Have you heard about OTIF’s interesting history? The concept was popularized by Walmart in the late ‘10s, according to Supply Chain Dive, and it caused some stress for suppliers: 

“OTIF went mainstream as a supply chain metric around August 2017 when Walmart began evaluating suppliers by their score and penalizing those that couldn’t comply with fines.

In January 2018, Walmart raised the bar. At the time, Steve Bratspies, CMO for Walmart, said the new standards were not meant to be ‘unreasonable’ — just to enable better store operations.” 

Important Questions to Avoid OTIF Supply Chain Confusion 

  • Does “on-time” mean on the date requested by the retailer? Or does it refer to the date promised by the manufacturer?
  • Does it mean within the specified delivery time allocated to the shipment? Or any time inside an agreed-upon time window? 
  • Should “in-full” be measured at the level of complete orders, line items, or individual cases? 

The different answers to these questions are very important, as effective supply chain collaboration depends on a precise and common understanding of delivery performance expectations. 

To better understand this issue, the Trading Partner Alliance (TPA) and McKinsey surveyed 24 major retailers and manufacturers of consumer packaged goods operating in North America. They found that, “92 percent agreed that an industry standard for OTIF would create value. They noted that a standard definition would significantly reduce discrepancies and confusion and promote collaboration among trading partners. Collaboration would help partners resolve supply problems more efficiently and effectively—creating value for all supply-chain participants as well as for consumers.”
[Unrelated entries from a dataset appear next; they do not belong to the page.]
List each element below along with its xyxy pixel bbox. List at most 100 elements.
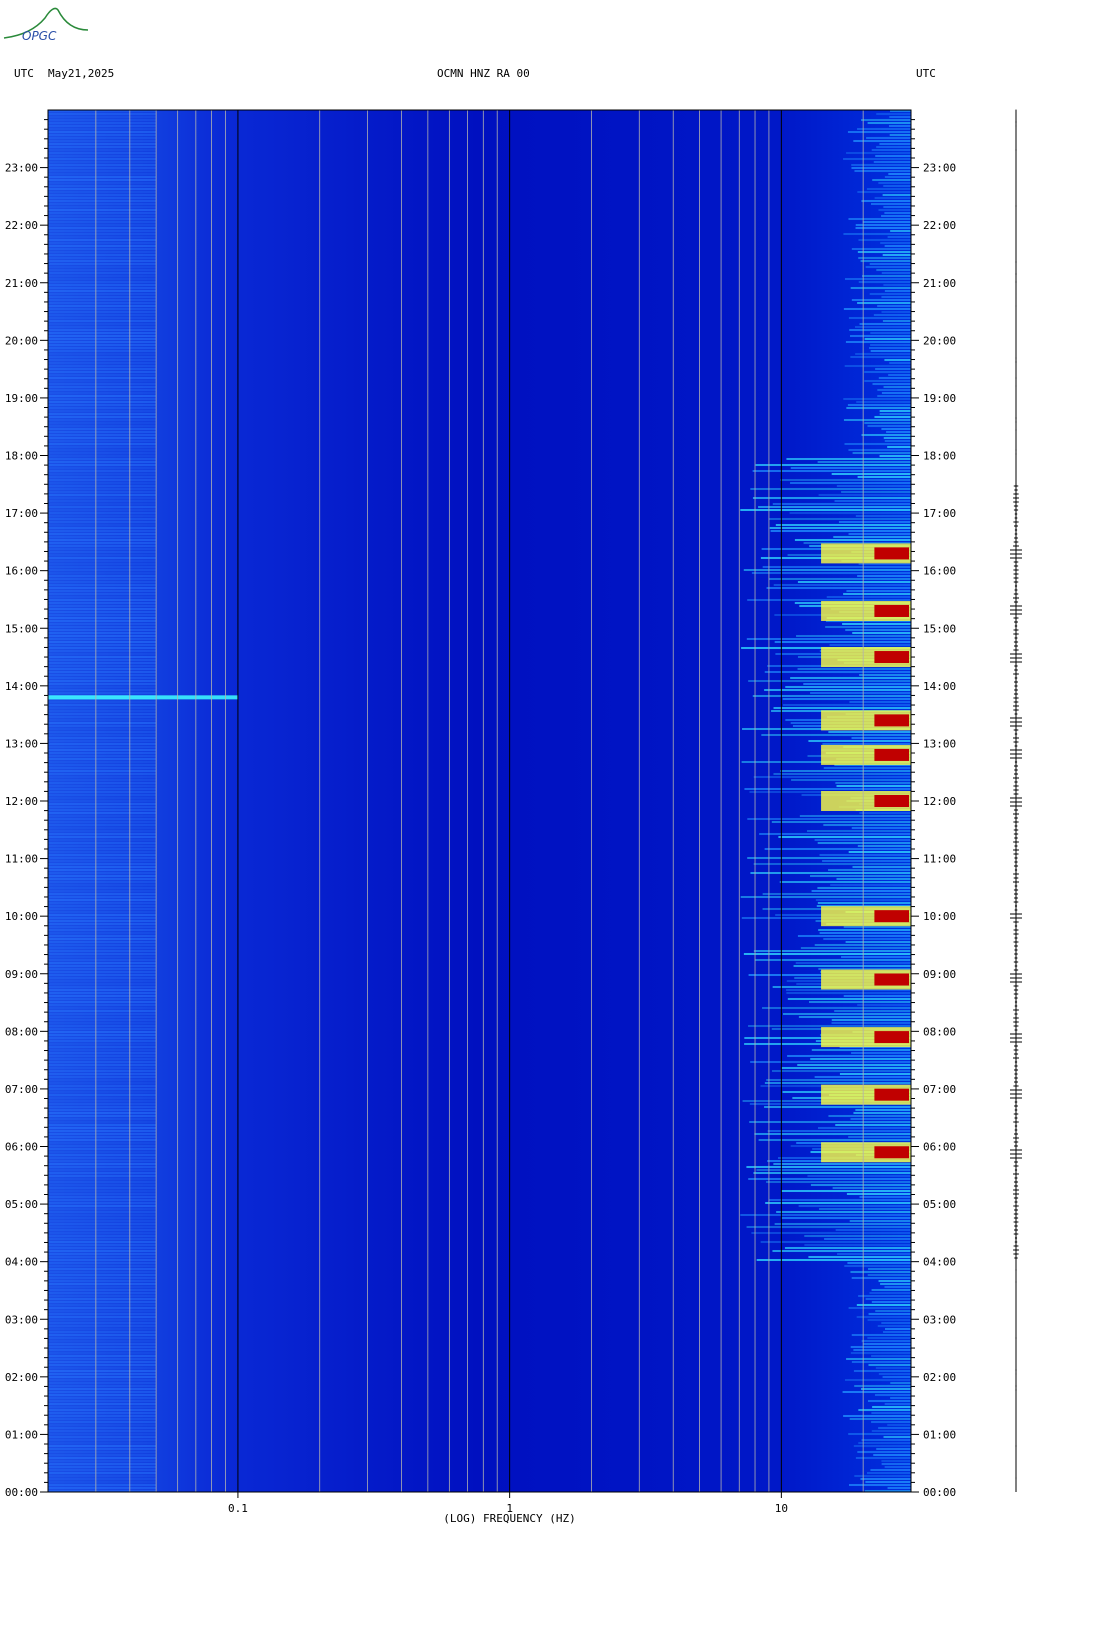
high-freq-streak bbox=[784, 1247, 911, 1249]
high-freq-streak bbox=[876, 146, 911, 148]
low-freq-streak bbox=[48, 1178, 157, 1180]
low-freq-streak bbox=[48, 269, 157, 271]
low-freq-streak bbox=[48, 386, 157, 388]
low-freq-streak bbox=[48, 704, 157, 706]
low-freq-streak bbox=[48, 335, 157, 337]
high-freq-streak bbox=[879, 455, 911, 457]
high-freq-streak bbox=[866, 137, 911, 139]
high-freq-streak bbox=[878, 209, 911, 211]
high-freq-streak bbox=[833, 536, 911, 538]
low-freq-streak bbox=[48, 506, 157, 508]
y-tick-label-right: 12:00 bbox=[923, 795, 956, 808]
high-freq-streak bbox=[880, 1283, 911, 1285]
high-freq-streak bbox=[762, 1007, 911, 1009]
low-freq-streak bbox=[48, 533, 157, 535]
low-freq-streak bbox=[48, 1277, 157, 1279]
high-freq-streak bbox=[877, 1325, 911, 1327]
high-freq-streak bbox=[848, 533, 911, 535]
high-freq-streak bbox=[848, 1433, 911, 1435]
high-freq-streak bbox=[861, 1340, 911, 1342]
high-freq-streak bbox=[760, 1241, 911, 1243]
low-freq-streak bbox=[48, 362, 157, 364]
low-freq-streak bbox=[48, 1181, 157, 1183]
y-tick-label-left: 22:00 bbox=[5, 219, 38, 232]
low-freq-streak bbox=[48, 650, 157, 652]
high-freq-streak bbox=[852, 632, 911, 634]
high-freq-streak bbox=[884, 245, 911, 247]
high-freq-streak bbox=[883, 284, 911, 286]
high-freq-streak bbox=[791, 779, 911, 781]
high-freq-streak bbox=[867, 122, 911, 124]
low-freq-streak bbox=[48, 458, 157, 460]
high-freq-streak bbox=[780, 479, 911, 481]
high-freq-streak bbox=[878, 377, 911, 379]
low-freq-streak bbox=[48, 914, 157, 916]
high-freq-streak bbox=[868, 1364, 911, 1366]
low-freq-streak bbox=[48, 980, 157, 982]
high-freq-streak bbox=[796, 635, 911, 637]
high-freq-streak bbox=[790, 482, 911, 484]
low-freq-streak bbox=[48, 965, 157, 967]
low-freq-streak bbox=[48, 959, 157, 961]
high-freq-streak bbox=[828, 731, 911, 733]
high-freq-streak bbox=[818, 494, 911, 496]
low-freq-streak bbox=[48, 632, 157, 634]
low-freq-streak bbox=[48, 485, 157, 487]
high-freq-streak bbox=[851, 248, 911, 250]
low-freq-streak bbox=[48, 638, 157, 640]
low-freq-streak bbox=[48, 128, 157, 130]
high-freq-streak bbox=[743, 569, 911, 571]
y-tick-label-right: 09:00 bbox=[923, 968, 956, 981]
high-freq-streak bbox=[855, 224, 911, 226]
high-freq-streak bbox=[857, 128, 911, 130]
low-freq-streak bbox=[48, 470, 157, 472]
low-freq-streak bbox=[48, 689, 157, 691]
high-freq-streak bbox=[881, 428, 911, 430]
high-freq-streak bbox=[756, 1259, 911, 1261]
low-freq-streak bbox=[48, 1223, 157, 1225]
low-freq-streak bbox=[48, 227, 157, 229]
low-freq-streak bbox=[48, 1049, 157, 1051]
low-freq-streak bbox=[48, 515, 157, 517]
low-freq-streak bbox=[48, 1388, 157, 1390]
high-freq-streak bbox=[859, 812, 911, 814]
high-freq-streak bbox=[810, 1058, 911, 1060]
high-freq-streak bbox=[851, 1277, 911, 1279]
low-freq-streak bbox=[48, 1136, 157, 1138]
low-freq-streak bbox=[48, 1367, 157, 1369]
high-freq-streak bbox=[771, 821, 911, 823]
high-freq-streak bbox=[818, 1208, 911, 1210]
low-freq-streak bbox=[48, 443, 157, 445]
high-freq-streak bbox=[845, 941, 911, 943]
event-core bbox=[874, 748, 909, 761]
high-freq-streak bbox=[797, 1064, 911, 1066]
high-freq-streak bbox=[854, 1385, 911, 1387]
low-freq-streak bbox=[48, 740, 157, 742]
y-tick-label-right: 23:00 bbox=[923, 162, 956, 175]
low-freq-streak bbox=[48, 194, 157, 196]
high-freq-streak bbox=[850, 356, 911, 358]
low-freq-streak bbox=[48, 167, 157, 169]
low-freq-streak bbox=[48, 761, 157, 763]
low-freq-streak bbox=[48, 446, 157, 448]
low-freq-streak bbox=[48, 623, 157, 625]
low-freq-streak bbox=[48, 1265, 157, 1267]
high-freq-streak bbox=[787, 1055, 911, 1057]
low-freq-streak bbox=[48, 1073, 157, 1075]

The Repercussions of Not Meeting On-Time In-Full (OTIF) 

Ocean transportation can be complex, with occurrences such as transhipments and rollovers introducing an element of unpredictability. Port congestion is constantly evolving and also plays a major role. This volatility has consequences. 

When goods are delivered late by the supplier, there are major repercussions. Not just the fact that the product won’t be on the shelf, but also that retailers often institute penalties (fines and late fees) if suppliers don’t get their orders to them on time and in full. Brands that often fail to meet OTIF supply chain standards are at risk of damaging their reputation and retail relationships, as retailers won’t use them if they can’t rely on them to be on time and deliver in full. In the long run, this will hurt their chances to grow.

The On-Time In-Full Formula 

The on-time, in-full formula is a percentage of all deliveries that are shipped on time and in full. 
The formula is: 
(Orders delivered on time/Total # of orders shipped) * 100

If a supplier wants to compete with leading companies, they should aim for their OTIF to be at least 95%.

Tips to Improve your OTIF — Supply Chain Performance

  • The container voyage is one of the most critical parts of the supply chain. In order to avoid delays, suppliers should ensure they have ocean visibility and vessel tracking that result from a comprehensive Ocean Freight Visibility solution.  
  • ETA predictions are critical for managing OTIF performance. If suppliers are able to receive real-time updates and track containers, then they’ll be able to intervene if any issues arise. 
  • The supplier should set clear expectations with the buyer and ensure they are realistic. It’s important the buyer understands what the supplier is offering to avoid miscommunications, confusion, and unrealistic requests.